Physics of the Earth and Planetary Interiors最新文献

An effective 3D inversion algorithm of CSEM and its application in geothermal exploration 一种有效的CSEM三维反演算法及其在地热勘探中的应用

IF 1.9 3区地球科学 Q2 GEOCHEMISTRY & GEOPHYSICS

Physics of the Earth and Planetary Interiors

Pub Date : 2026-02-01 DOI: 10.1016/j.pepi.2026.107501

Ningbo Bai , Zhiqiang Chen , Bo Han , Junjun Zhou , Wenlong Zhou , Guoshu Huang , Xiangyun Hu

Electromagnetic methods play a critical role in geothermal exploration due to their strong sensitivity to key system components, including heat sources, reservoirs, and caprocks. However, practical three-dimensional controlled-source electromagnetic (CSEM) inversion for geothermal targets remains computationally challenging because of the extremely high model dimensionality and the prohibitive cost of repeatedly solving large-scale linear systems within Gauss–Newton (GN) frameworks. These limitations restrict the application of high-resolution 3D CSEM inversion to real geothermal field data. To address this unresolved problem, we propose an efficient 3D CSEM Gauss–Newton inversion algorithm based on solution space dimension reduction (SSDR). The core novelty of the proposed approach lies in the integration of SSDR with a direct–iterative hybrid solver (DIHS), which reduces the effective degrees of freedom in the inversion model while preserving the accuracy required for forward and adjoint electromagnetic simulations. This strategy significantly improves computational efficiency without sacrificing inversion fidelity, thereby advancing the feasibility of high-resolution 3D CSEM inversion in complex geothermal settings. The accuracy, stability, and efficiency of the proposed algorithm are systematically validated through numerical experiments on layered and geothermal models. Furthermore, the method is applied to the three-dimensional inversion of field-based CSEM data from the Yingshan geothermal area, Hubei Province, China, demonstrating high reliability and practical effectiveness. By jointly interpreting inversion results from both magnetotelluric (MT) and CSEM datasets, the geothermal genesis pattern of the study area is analyzed and a conceptual geothermal genetic model is established. These results provide important technical support for geothermal resource exploration and development, and illustrate how the proposed method advances the state of the art in 3D electromagnetic inversion for geothermal applications.

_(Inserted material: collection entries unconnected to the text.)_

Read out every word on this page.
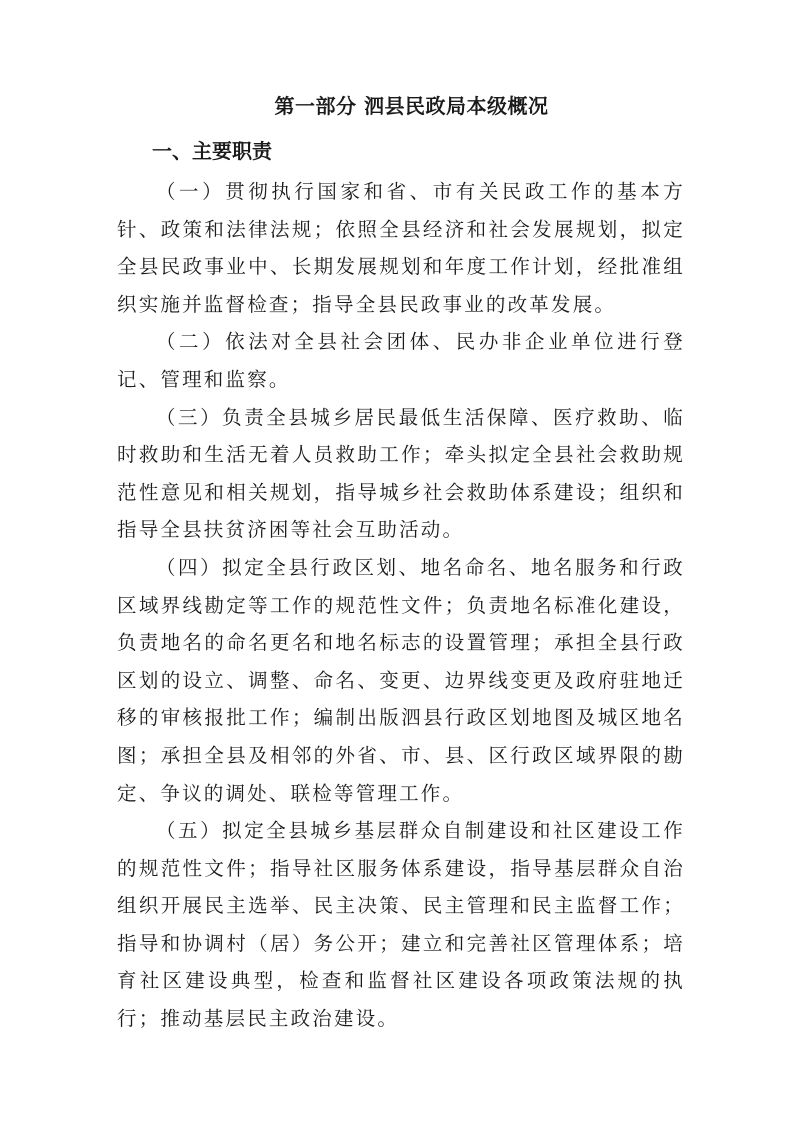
第一部分 泗县民政局本级概况
一、主要职责

（一）贯彻执行国家和省、市有关民政工作的基本方针、政策和法律法规；依照全县经济和社会发展规划，拟定全县民政事业中、长期发展规划和年度工作计划，经批准组织实施并监督检查；指导全县民政事业的改革发展。

（二）依法对全县社会团体、民办非企业单位进行登记、管理和监察。

（三）负责全县城乡居民最低生活保障、医疗救助、临时救助和生活无着人员救助工作；牵头拟定全县社会救助规范性意见和相关规划，指导城乡社会救助体系建设；组织和指导全县扶贫济困等社会互助活动。

（四）拟定全县行政区划、地名命名、地名服务和行政区域界线勘定等工作的规范性文件；负责地名标准化建设，负责地名的命名更名和地名标志的设置管理；承担全县行政区划的设立、调整、命名、变更、边界线变更及政府驻地迁移的审核报批工作；编制出版泗县行政区划地图及城区地名图；承担全县及相邻的外省、市、县、区行政区域界限的勘定、争议的调处、联检等管理工作。

（五）拟定全县城乡基层群众自制建设和社区建设工作的规范性文件；指导社区服务体系建设，指导基层群众自治组织开展民主选举、民主决策、民主管理和民主监督工作；指导和协调村（居）务公开；建立和完善社区管理体系；培育社区建设典型，检查和监督社区建设各项政策法规的执行；推动基层民主政治建设。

电磁法由于对热源、储层和盖层等关键系统的敏感性强，在地热勘探中起着至关重要的作用。然而，由于极高的模型维数和在高斯-牛顿（GN）框架内反复求解大规模线性系统的高昂成本，地热目标的实际三维可控源电磁（CSEM）反演在计算上仍然具有挑战性。这些局限性限制了高分辨率三维CSEM反演在实际地热田数据中的应用。为了解决这一尚未解决的问题，我们提出了一种基于解空间降维（SSDR）的高效三维CSEM高斯-牛顿反演算法。该方法的核心新颖之处在于将SSDR与直接迭代混合求解器（DIHS）相结合，降低了反演模型的有效自由度，同时保持了正演和伴随电磁模拟所需的精度。该策略在不牺牲反演保真度的前提下显著提高了计算效率，从而提高了复杂地热环境下高分辨率三维CSEM反演的可行性。通过层状模型和地热模型的数值实验，系统地验证了算法的准确性、稳定性和高效性。并将该方法应用于湖北鹰山地热区的地温三维反演，结果表明该方法具有较高的可靠性和实用性。通过对大地电磁法（MT）和断层电磁法（CSEM）反演结果的联合解释，分析了研究区地热成因模式，建立了地热成因概念模型。这些结果为地热资源勘探和开发提供了重要的技术支持，并说明了该方法在地热应用的三维电磁反演方面的最新进展。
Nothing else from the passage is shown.